A PARATROOPER from Southend has been on exercise picking up tips from the Polish army.

Private Michael Bellotti, of the Colchester-based 3rd Battalion, the Parachute Regiment, has been on Exercise Anakonda, alongside troops from the Polish 16th Airborne Battalion.

During the two-week-long exercise in Drawsko Pomorski, Private Bellotti worked side-by side with Polish paratroopers to learn about their tactics and weaponry.

The training culminated in a joint parachute assault, with troops jumping from an RAF Hercules and Polish aircraft to capture bridges on the training area.

Describing the training exercise, the 22-year-old said: “A lot of it was going back to basics, because we have got some new lads in A Company. I haven’t been on exercise for a while, so it was good to do the low-level stuff again on a big exercise like this.”

Private Bellotti, who has been in the Army for a year is on his second overseas stint, after visiting Kenya last November for Exercise Askari Storm.

He said: “I never thought I’d get to work with the Poles.

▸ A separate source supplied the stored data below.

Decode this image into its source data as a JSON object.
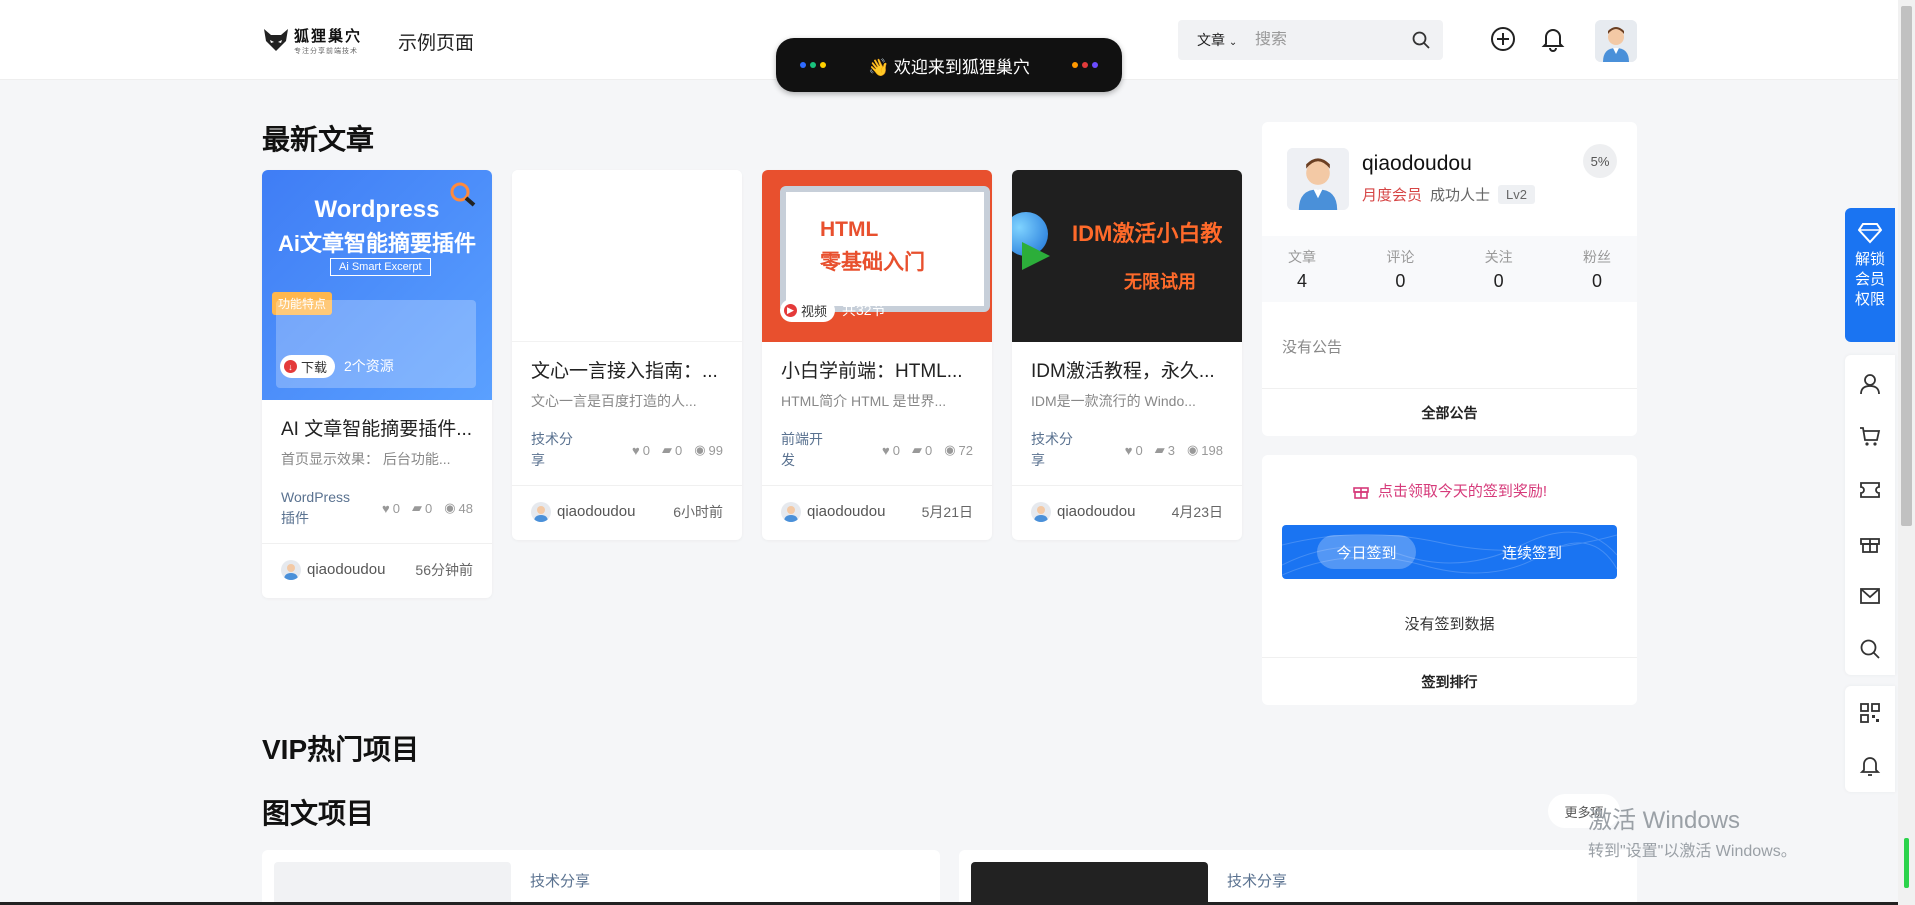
{
  "header": {
    "logo_text": "狐狸巢穴",
    "logo_sub": "专注分享前端技术",
    "nav_link": "示例页面",
    "welcome": "👋 欢迎来到狐狸巢穴",
    "search_type": "文章",
    "search_placeholder": "搜索"
  },
  "sections": {
    "latest": "最新文章",
    "vip_hot": "VIP热门项目",
    "graphic": "图文项目",
    "more": "更多项"
  },
  "cards": [
    {
      "title": "AI 文章智能摘要插件...",
      "excerpt": "首页显示效果： 后台功能...",
      "category": "WordPress插件",
      "likes": "0",
      "comments": "0",
      "views": "48",
      "author": "qiaodoudou",
      "time": "56分钟前",
      "badge": "下载",
      "badge_extra": "2个资源",
      "thumb_title": "Wordpress",
      "thumb_title2": "Ai文章智能摘要插件",
      "thumb_sub": "Ai Smart Excerpt",
      "thumb_feature": "功能特点"
    },
    {
      "title": "文心一言接入指南：...",
      "excerpt": "文心一言是百度打造的人...",
      "category": "技术分享",
      "likes": "0",
      "comments": "0",
      "views": "99",
      "author": "qiaodoudou",
      "time": "6小时前"
    },
    {
      "title": "小白学前端：HTML...",
      "excerpt": "HTML简介 HTML 是世界...",
      "category": "前端开发",
      "likes": "0",
      "comments": "0",
      "views": "72",
      "author": "qiaodoudou",
      "time": "5月21日",
      "badge": "视频",
      "badge_extra": "共32节",
      "thumb_title": "HTML",
      "thumb_title2": "零基础入门"
    },
    {
      "title": "IDM激活教程，永久...",
      "excerpt": "IDM是一款流行的 Windo...",
      "category": "技术分享",
      "likes": "0",
      "comments": "3",
      "views": "198",
      "author": "qiaodoudou",
      "time": "4月23日",
      "thumb_title": "IDM激活小白教",
      "thumb_title2": "无限试用"
    }
  ],
  "user": {
    "name": "qiaodoudou",
    "vip": "月度会员",
    "level_name": "成功人士",
    "level": "Lv2",
    "progress": "5%",
    "stats": [
      {
        "label": "文章",
        "value": "4"
      },
      {
        "label": "评论",
        "value": "0"
      },
      {
        "label": "关注",
        "value": "0"
      },
      {
        "label": "粉丝",
        "value": "0"
      }
    ],
    "notice": "没有公告",
    "all_notice": "全部公告"
  },
  "sign": {
    "tip": "点击领取今天的签到奖励!",
    "today": "今日签到",
    "continuous": "连续签到",
    "none": "没有签到数据",
    "rank": "签到排行"
  },
  "float": {
    "vip": "解锁会员权限"
  },
  "bottom_cards": [
    {
      "category": "技术分享"
    },
    {
      "category": "技术分享"
    }
  ],
  "windows": {
    "line1": "激活 Windows",
    "line2": "转到\"设置\"以激活 Windows。"
  },
  "colors": {
    "accent": "#1a74f2",
    "vip_red": "#d64545",
    "sign_pink": "#d63a7a"
  }
}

It’s a change and really different.”

Exercise Anakonda was designed to improve the ability of British and Polish airborne forces to work together.

It is part of a programme of joint exercises and immediate assurance measures to reassure Nato allies in Eastern Europe.

The 16 Air Assault Brigade is the British Army’s largest brigade with 6,200 soldiers, combining the speed and agility of airborne and air assault troops with the potency of Apache attack helicopters.

The brigade’s core role is to provide the air assault task force, the British Army’s rapid reaction force, which is ready to deploy anywhere in the world at short notice to conduct the full spectrum of military operations, from non-combatant evacuation operations to war fighting.

The brigade is part of the joint helicopter command, which brings together helicopter forces from the Royal Navy, Army and RAF.